In this article, the pathophysiology of left ventricular failure is reviewed. By contrast, the paucity of information about pulmonary arterial hypertension and right ventricular failure is acknowledged. The potential mechanisms whereby renal sodium and water retention in right ventricular failure secondary to pulmonary arterial hypertension can occur, despite normal left ventricular function, are discussed. With right ventricular failure as the primary cause of death in patients with pulmonary hypertension, more information about the mechanisms of renal sodium and water retention in these patients is direly needed. Specifically, studies to examine the activation of the neurohumoral axis at various stages of pulmonary arterial hypertension and right ventricular failure, including inhibition of mineralocorticoid and V2 vasopressin receptors, are indicated.

Figure 1.

Unloading of high-pressure baroceptors (blue circles) in the left ventricle, carotid sinus, and aortic arch generates afferent signals (black) that stimulate cardioregulatory centers in the brain, resulting in the activation of efferent pathways in the sympathetic nervous system (green). The sympathetic nervous system seems to be the primary integrator of the neurohumoral vasoconstrictor response to arterial underfilling. Activation of renal sympathetic nerves stimulates the release of renin and angiotensin II, thereby activating the renin-angiotensin-aldosterone system (RAAS).
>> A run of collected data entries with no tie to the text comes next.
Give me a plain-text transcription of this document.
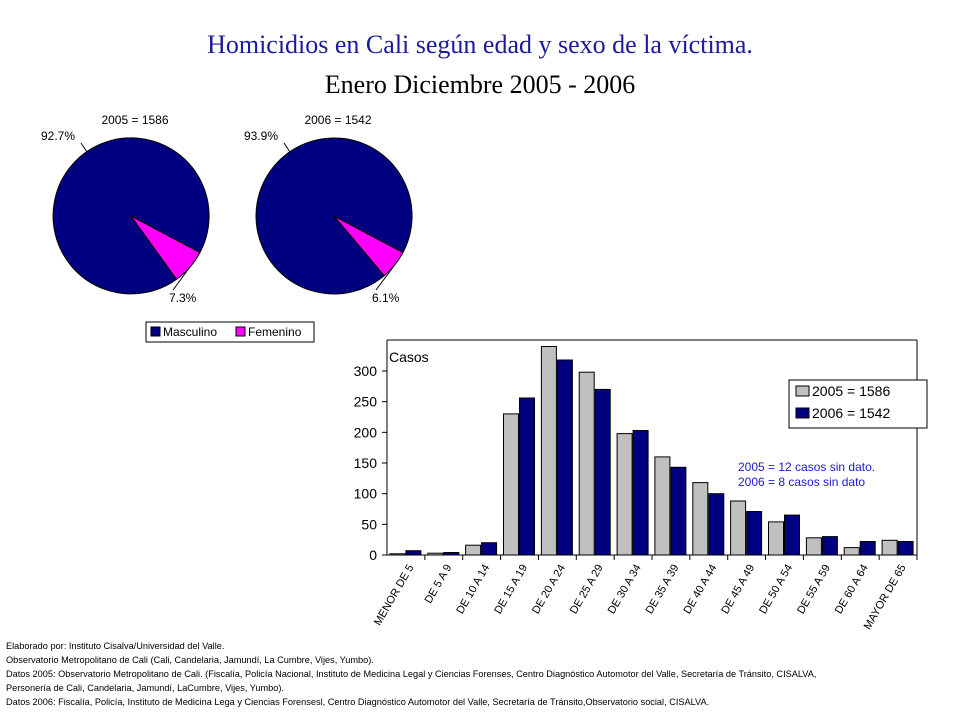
Homicidios en Cali según edad y sexo de la víctima.
Enero Diciembre 2005 - 2006
2005 = 1586
92.7%
7.3%
2006 = 1542
93.9%
6.1%
Masculino	Femenino
0
50
100
150
200
250
300
Casos
MENOR DE 5 DE 5 A 9 DE 10 A 14 DE 15 A 19 DE 20 A 24 DE 25 A 29 DE 30 A 34 DE 35 A 39 DE 40 A 44 DE 45 A 49 DE 50 A 54 DE 55 A 59 DE 60 A 64
MAYOR DE 65
2005 = 1586
2006 = 1542
2005 = 12 casos sin dato.
2006 = 8 casos sin dato
Elaborado por: Instituto Cisalva/Universidad del Valle.
Observatorio Metropolitano de Cali (Cali, Candelaria, Jamundí, La Cumbre, Vijes, Yumbo).
Datos 2005: Observatorio Metropolitano de Cali. (Fiscalía, Policía Nacional, Instituto de Medicina Legal y Ciencias Forenses, Centro Diagnóstico Automotor del Valle, Secretaría de Tránsito, CISALVA,
Personería de Cali, Candelaria, Jamundí, LaCumbre, Vijes, Yumbo).
Datos 2006: Fiscalía, Policía, Instituto de Medicina Lega y Ciencias Forensesl, Centro Diagnóstico Automotor del Valle, Secretaría de Tránsito,Observatorio social, CISALVA.
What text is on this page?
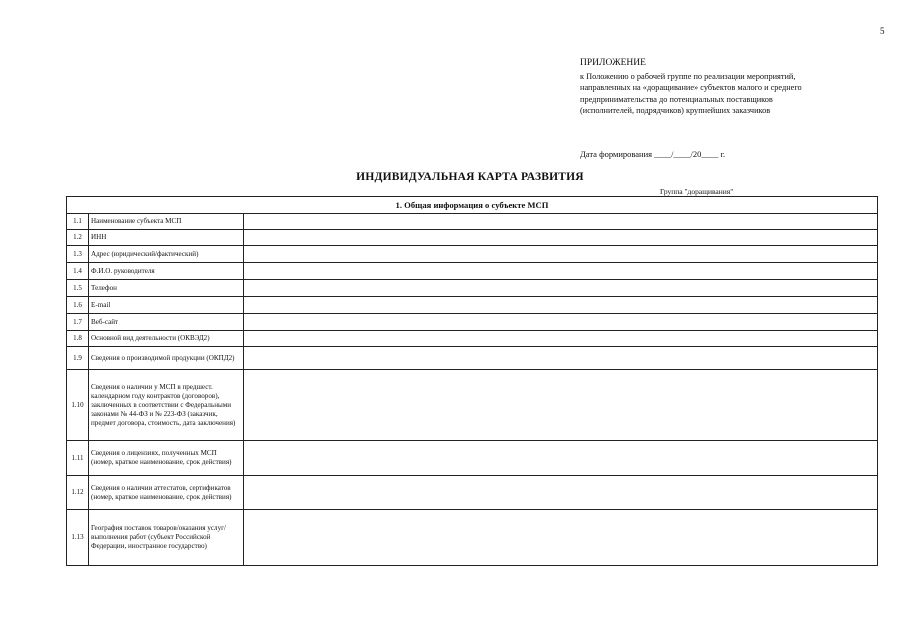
5
ПРИЛОЖЕНИЕ
к Положению о рабочей группе по реализации мероприятий,
направленных на «доращивание» субъектов малого и среднего
предпринимательства до потенциальных поставщиков
(исполнителей, подрядчиков) крупнейших заказчиков
Дата формирования ____/____/20____ г.
ИНДИВИДУАЛЬНАЯ КАРТА РАЗВИТИЯ
Группа "доращивания"
1. Общая информация о субъекте МСП		
1.1	Наименование субъекта МСП	
1.2	ИНН	
1.3	Адрес (юридический/фактический)	
1.4	Ф.И.О. руководителя	
1.5	Телефон	
1.6	E-mail	
1.7	Веб-сайт	
1.8	Основной вид деятельности (ОКВЭД2)	
1.9	Сведения о производимой продукции (ОКПД2)	
1.10	Сведения о наличии у МСП в предшест. календарном году контрактов (договоров), заключенных в соответствии с Федеральными законами № 44-ФЗ и № 223-ФЗ (заказчик, предмет договора, стоимость, дата заключения)	
1.11	Сведения о лицензиях, полученных МСП (номер, краткое наименование, срок действия)	
1.12	Сведения о наличии аттестатов, сертификатов (номер, краткое наименование, срок действия)	
1.13	География поставок товаров/оказания услуг/выполнения работ (субъект Российской Федерации, иностранное государство)	
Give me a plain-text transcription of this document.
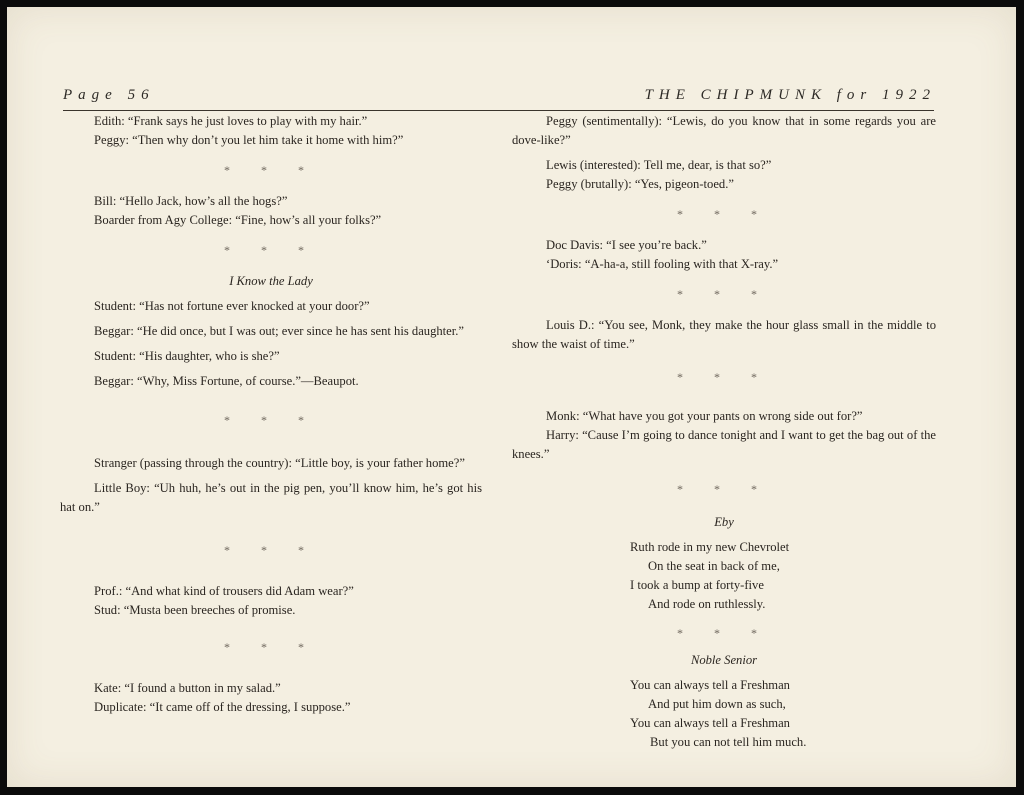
Page 56	THE CHIPMUNK for 1922

Edith: “Frank says he just loves to play with my hair.”

Peggy: “Then why don’t you let him take it home with him?”

* * *

Bill: “Hello Jack, how’s all the hogs?”

Boarder from Agy College: “Fine, how’s all your folks?”

* * *
I Know the Lady

Student: “Has not fortune ever knocked at your door?”

Beggar: “He did once, but I was out; ever since he has sent his daughter.”

Student: “His daughter, who is she?”

Beggar: “Why, Miss Fortune, of course.”—Beaupot.

* * *

Stranger (passing through the country): “Little boy, is your father home?”

Little Boy: “Uh huh, he’s out in the pig pen, you’ll know him, he’s got his hat on.”

* * *

Prof.: “And what kind of trousers did Adam wear?”

Stud: “Musta been breeches of promise.

* * *

Kate: “I found a button in my salad.”

Duplicate: “It came off of the dressing, I suppose.”

Peggy (sentimentally): “Lewis, do you know that in some regards you are dove-like?”

Lewis (interested): Tell me, dear, is that so?”

Peggy (brutally): “Yes, pigeon-toed.”

* * *

Doc Davis: “I see you’re back.”

‘Doris: “A-ha-a, still fooling with that X-ray.”

* * *

Louis D.: “You see, Monk, they make the hour glass small in the middle to show the waist of time.”

* * *

Monk: “What have you got your pants on wrong side out for?”

Harry: “Cause I’m going to dance tonight and I want to get the bag out of the knees.”

* * *
Eby
Ruth rode in my new Chevrolet
On the seat in back of me,
I took a bump at forty-five
And rode on ruthlessly.
* * *
Noble Senior
You can always tell a Freshman
And put him down as such,
You can always tell a Freshman
But you can not tell him much.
Concomitantly, sympathetic stimulation of the supraoptic and paraventricular nuclei in the hypothalamus results in the nonosmotic release of arginine vasopressin (AVP). Sympathetic activation also causes peripheral and renal vasoconstriction, as does angiotensin II. Angiotensin II constricts blood vessels and stimulates the release of aldosterone from the adrenal gland, and it also increases tubular sodium reabsorption and causes remodeling of cardiac myocytes. Aldosterone may also have direct cardiac effects on fibrosis, in addition to increasing the reabsorption of sodium and the secretion of potassium and hydrogen ions in the collecting duct. The blue lines designate circulating hormones. Reprinted from reference 2 (Schrier RW, Abraham WT: Hormones and hemodynamics in heart failure. N Engl J Med 341: 577–585, 1999), with permission. Copyright © 1999 Massachusetts Medical Society. All rights reserved.

Figure 2.

Feedback mechanisms for normalizing neurohormones and cardiac index with myocardial injury. The dashed lines indicate the compensatory responses that could return cardiac index and the RAAS to within normal range.